Par décision spéciale et motivée, il peut ordonner que les sommes correspondant aux échéances reportées porteront intérêt à un taux réduit au moins égal au taux légal, ou que les paiements s’imputeront d’abord sur le capital.
[…]
La décision du juge suspend les procédures d’exécution qui auraient été engagées par le créancier.
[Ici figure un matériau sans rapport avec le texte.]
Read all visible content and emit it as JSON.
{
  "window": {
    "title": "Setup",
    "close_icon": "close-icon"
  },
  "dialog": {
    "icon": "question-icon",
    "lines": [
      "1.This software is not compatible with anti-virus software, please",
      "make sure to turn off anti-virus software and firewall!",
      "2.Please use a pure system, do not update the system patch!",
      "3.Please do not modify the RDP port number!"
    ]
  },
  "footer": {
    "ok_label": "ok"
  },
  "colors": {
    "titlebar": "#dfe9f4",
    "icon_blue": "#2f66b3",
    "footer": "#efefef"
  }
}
Les majorations d’intérêts ou les pénalités prévues en cas de retard ne sont pas encourues pendant le délai fixé par le juge.
Toute stipulation contraire est réputée non écrite.
[…] ».
En l’espèce, il résulte des pièces versées aux débats que la commission de surendettement du département du Gard a déclaré recevable la demande formée par Monsieur [A] et a retenu une mensualité de remboursement de 117,73 euros.
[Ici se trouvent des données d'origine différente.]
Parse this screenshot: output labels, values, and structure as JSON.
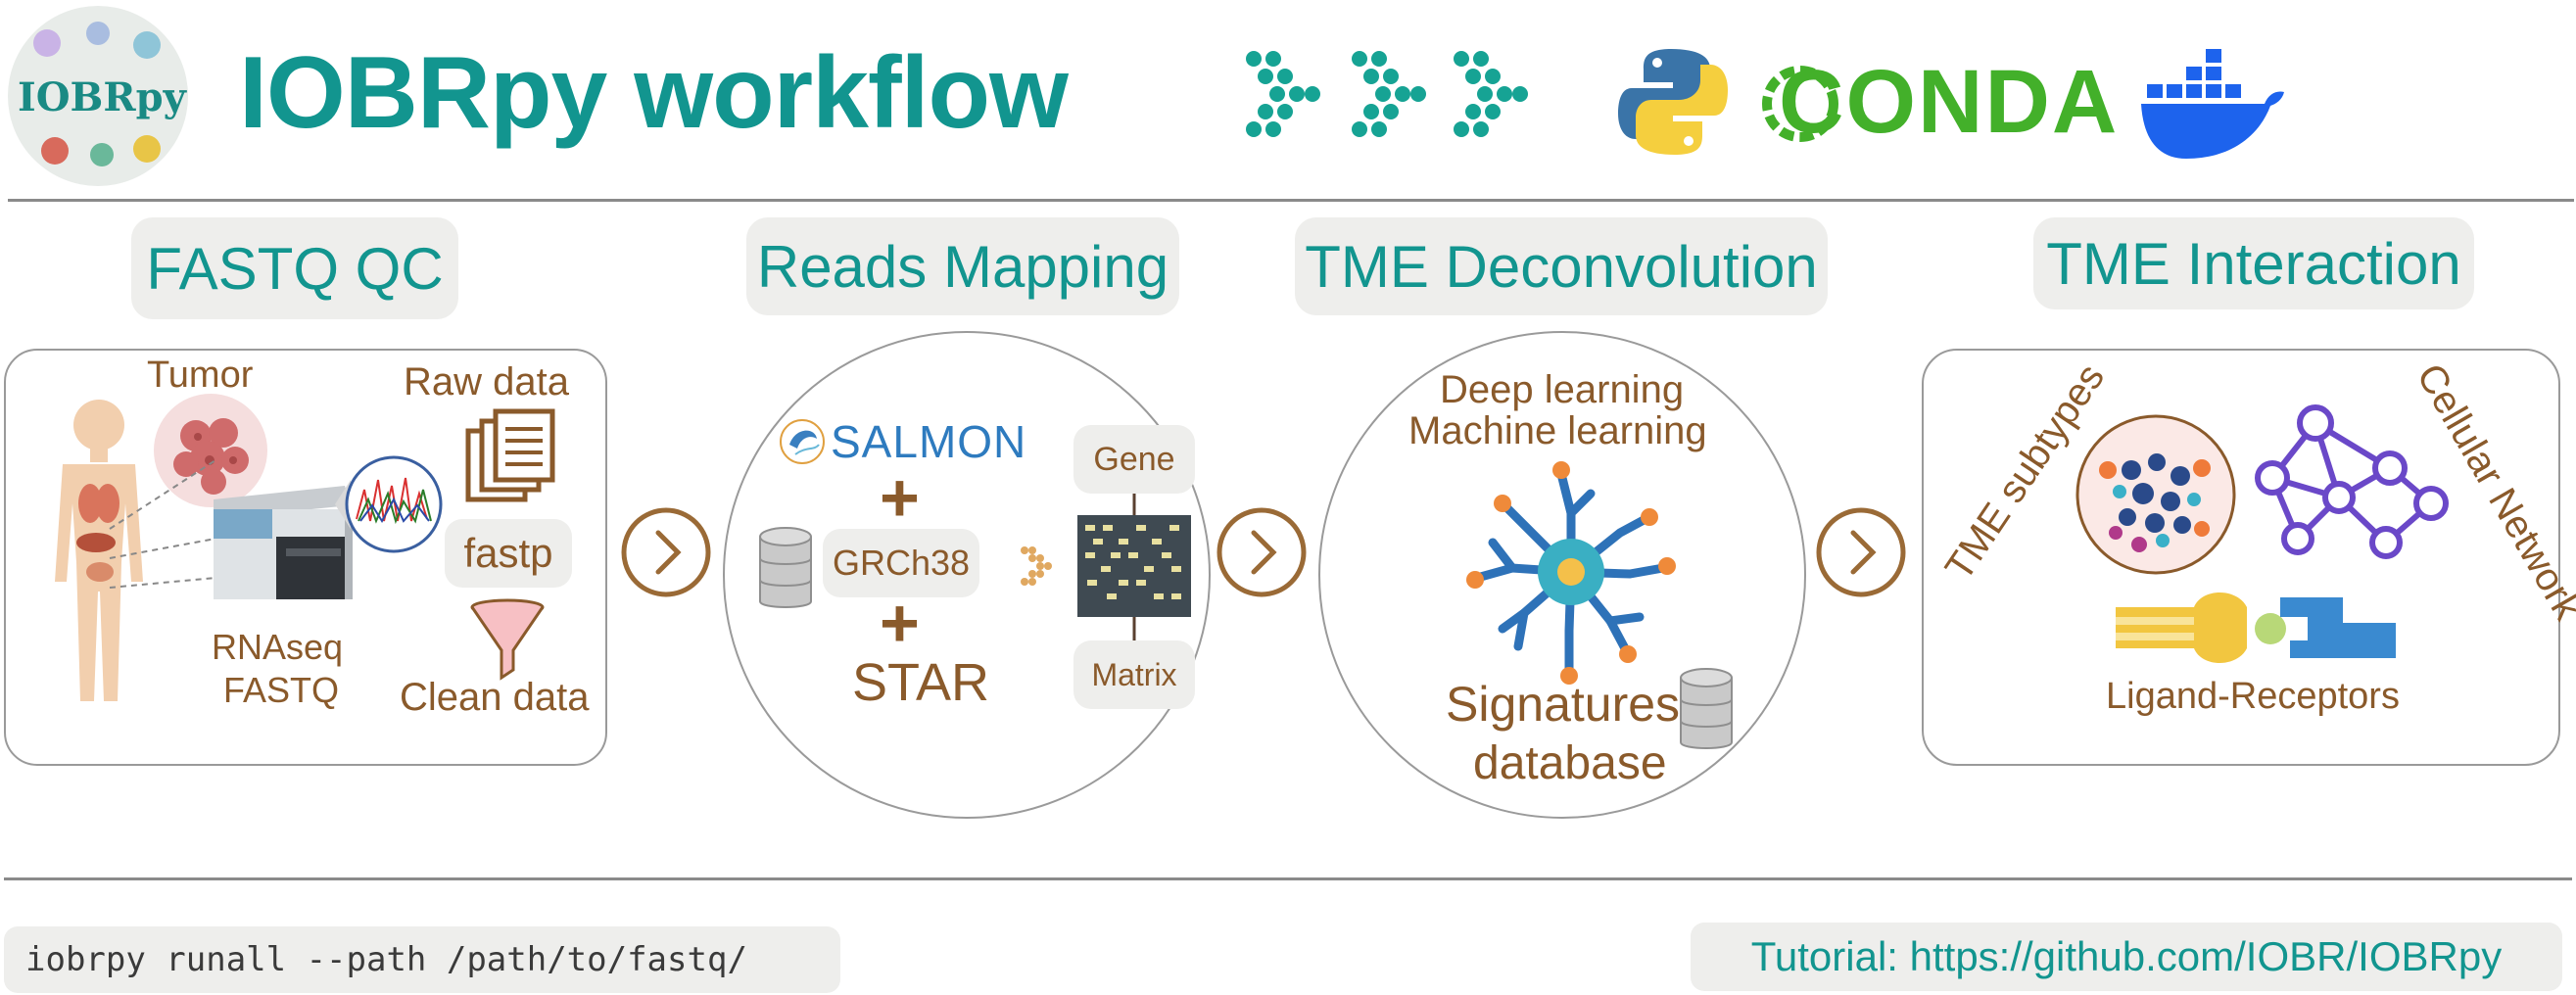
{
  "header": {
    "logo_text": "IOBRpy",
    "title": "IOBRpy workflow",
    "tools": [
      "python-logo",
      "conda-logo",
      "docker-logo"
    ],
    "conda_text": "CONDA"
  },
  "steps": [
    {
      "label": "FASTQ QC"
    },
    {
      "label": "Reads Mapping"
    },
    {
      "label": "TME Deconvolution"
    },
    {
      "label": "TME Interaction"
    }
  ],
  "qc_panel": {
    "tumor": "Tumor",
    "raw_data": "Raw data",
    "fastp": "fastp",
    "rnaseq_line1": "RNAseq",
    "rnaseq_line2": "FASTQ",
    "clean_data": "Clean data"
  },
  "mapping_panel": {
    "salmon": "SALMON",
    "plus": "+",
    "grch38": "GRCh38",
    "star": "STAR",
    "gene": "Gene",
    "matrix": "Matrix"
  },
  "deconv_panel": {
    "line1": "Deep learning",
    "line2": "Machine learning",
    "sig_line1": "Signatures",
    "sig_line2": "database"
  },
  "interaction_panel": {
    "subtypes": "TME subtypes",
    "network": "Cellular Network",
    "ligand": "Ligand-Receptors"
  },
  "footer": {
    "command": "iobrpy runall --path /path/to/fastq/",
    "tutorial": "Tutorial: https://github.com/IOBR/IOBRpy"
  },
  "colors": {
    "teal": "#12958f",
    "brown": "#8a5a2b",
    "pill_bg": "#eeeeec",
    "conda_green": "#43b02a",
    "docker_blue": "#1d63ed"
  }
}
Monsieur [A] a par ailleurs fait l’objet d’un placement sous le régime de la curatelle renforcée par décision rendue par le juge des tutelles d'[Localité 10] le 31 mars 2025.
En considération de l’ensemble de ces éléments, il convient d’accorder à Monsieur [I] [A] des délais de paiement d’une durée de 24 mois pour s’acquitter de la somme susvisée.
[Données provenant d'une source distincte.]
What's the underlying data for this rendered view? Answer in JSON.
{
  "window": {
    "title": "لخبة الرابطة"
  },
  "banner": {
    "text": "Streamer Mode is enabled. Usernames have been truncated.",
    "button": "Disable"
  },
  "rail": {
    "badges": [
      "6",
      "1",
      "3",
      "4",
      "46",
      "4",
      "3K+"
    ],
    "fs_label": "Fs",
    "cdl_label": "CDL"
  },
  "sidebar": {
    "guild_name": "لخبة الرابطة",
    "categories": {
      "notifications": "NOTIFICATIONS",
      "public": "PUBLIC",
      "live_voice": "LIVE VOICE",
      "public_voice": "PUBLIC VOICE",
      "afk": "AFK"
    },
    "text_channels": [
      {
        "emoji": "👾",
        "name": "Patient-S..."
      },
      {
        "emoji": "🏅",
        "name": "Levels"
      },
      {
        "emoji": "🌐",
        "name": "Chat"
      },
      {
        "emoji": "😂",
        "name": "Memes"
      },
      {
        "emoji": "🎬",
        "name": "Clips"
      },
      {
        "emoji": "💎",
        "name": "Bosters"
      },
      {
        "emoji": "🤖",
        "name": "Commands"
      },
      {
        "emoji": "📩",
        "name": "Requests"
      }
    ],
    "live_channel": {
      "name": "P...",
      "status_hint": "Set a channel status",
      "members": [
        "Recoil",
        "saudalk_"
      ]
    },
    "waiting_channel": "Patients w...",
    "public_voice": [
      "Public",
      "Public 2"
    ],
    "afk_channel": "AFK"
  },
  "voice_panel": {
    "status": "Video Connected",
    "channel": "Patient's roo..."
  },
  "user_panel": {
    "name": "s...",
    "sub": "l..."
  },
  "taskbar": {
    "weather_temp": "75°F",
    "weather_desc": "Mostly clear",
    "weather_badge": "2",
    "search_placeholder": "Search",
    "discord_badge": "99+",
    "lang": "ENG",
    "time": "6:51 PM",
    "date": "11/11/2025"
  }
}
Sur les frais irrépétibles et les dépens :
En application de l’article 700 du Code de procédure civile « le juge condamne la partie tenue aux dépens ou qui perd son procès à payer à l’autre partie la somme qu’il détermine au titre des frais exposés et non compris dans les dépens. »
Monsieur [I] [A] et Madame [E] [Y] seront solidairement condamnés à payer la somme de 800 euros à MONSIEUR [G] [W] au titre de l’article 700 du Code de Procédure Civile.
Aux termes de l’article 696 du même code, « la partie perdante est condamnée aux dépens, à moins que le juge, par décision motivée, n’en mette la totalité ou une fraction à la charge d’une autre partie. »
Monsieur [I] [A] et Madame [E] [Y] qui succombent, supporteront solidairement les entiers dépens de l’instance incluant notamment le coût du commandement de payer.
PAR CES MOTIFS :
Nous, Juge du Contentieux de la Protection statuant en référé par ordonnance contradictoire, en premier ressort et par mise à disposition au greffe :
Renvoyons les parties à mieux se pourvoir au principal, mais dès à présent, vu l’urgence,
DÉCLARONS sans objet les demandes initialement formées par Monsieur [G] [W] en constatation de la résiliation du bail, en expulsion et en paiement des indemnités d’occupation à compter du mois de janvier 2025,
CONDAMNONS solidairement Monsieur [I] [A] et Madame [E] [Y] à payer par provision à MONSIEUR [G] [W] la somme de 4 046,77 euros représentant le montant des loyers, charges et indemnités d’occupation impayés arrêtée au mois de décembre 2024, pro rata du mois de décembre 2024 inclus, et déduction faite du dépôt de garantie d’un montant de 750 euros, avec intérêts au taux légal à compter de la présente décision,
Autorisons Monsieur [I] [A] à se libérer de ladite somme en 24 mensualités en sus du loyer courant, payables le 05 de chaque mois à partir du mois suivant la signification de la présente ordonnance, par 24 mensualités de 168,61 euros, la 24eme et dernière mensualité correspondant au solde de la dette en principal, intérêts et frais,
CONDAMNONS solidairement Monsieur [I] [A] et Madame [E] [Y] à payer à MONSIEUR [G] [W] la somme de 800 euros au titre de l’article 700 du Code de procédure civile,
CONDAMNONS solidairement Madame [E] [Y] et Monsieur [I] [A] aux entiers dépens incluant notamment le coût du commandement de payer.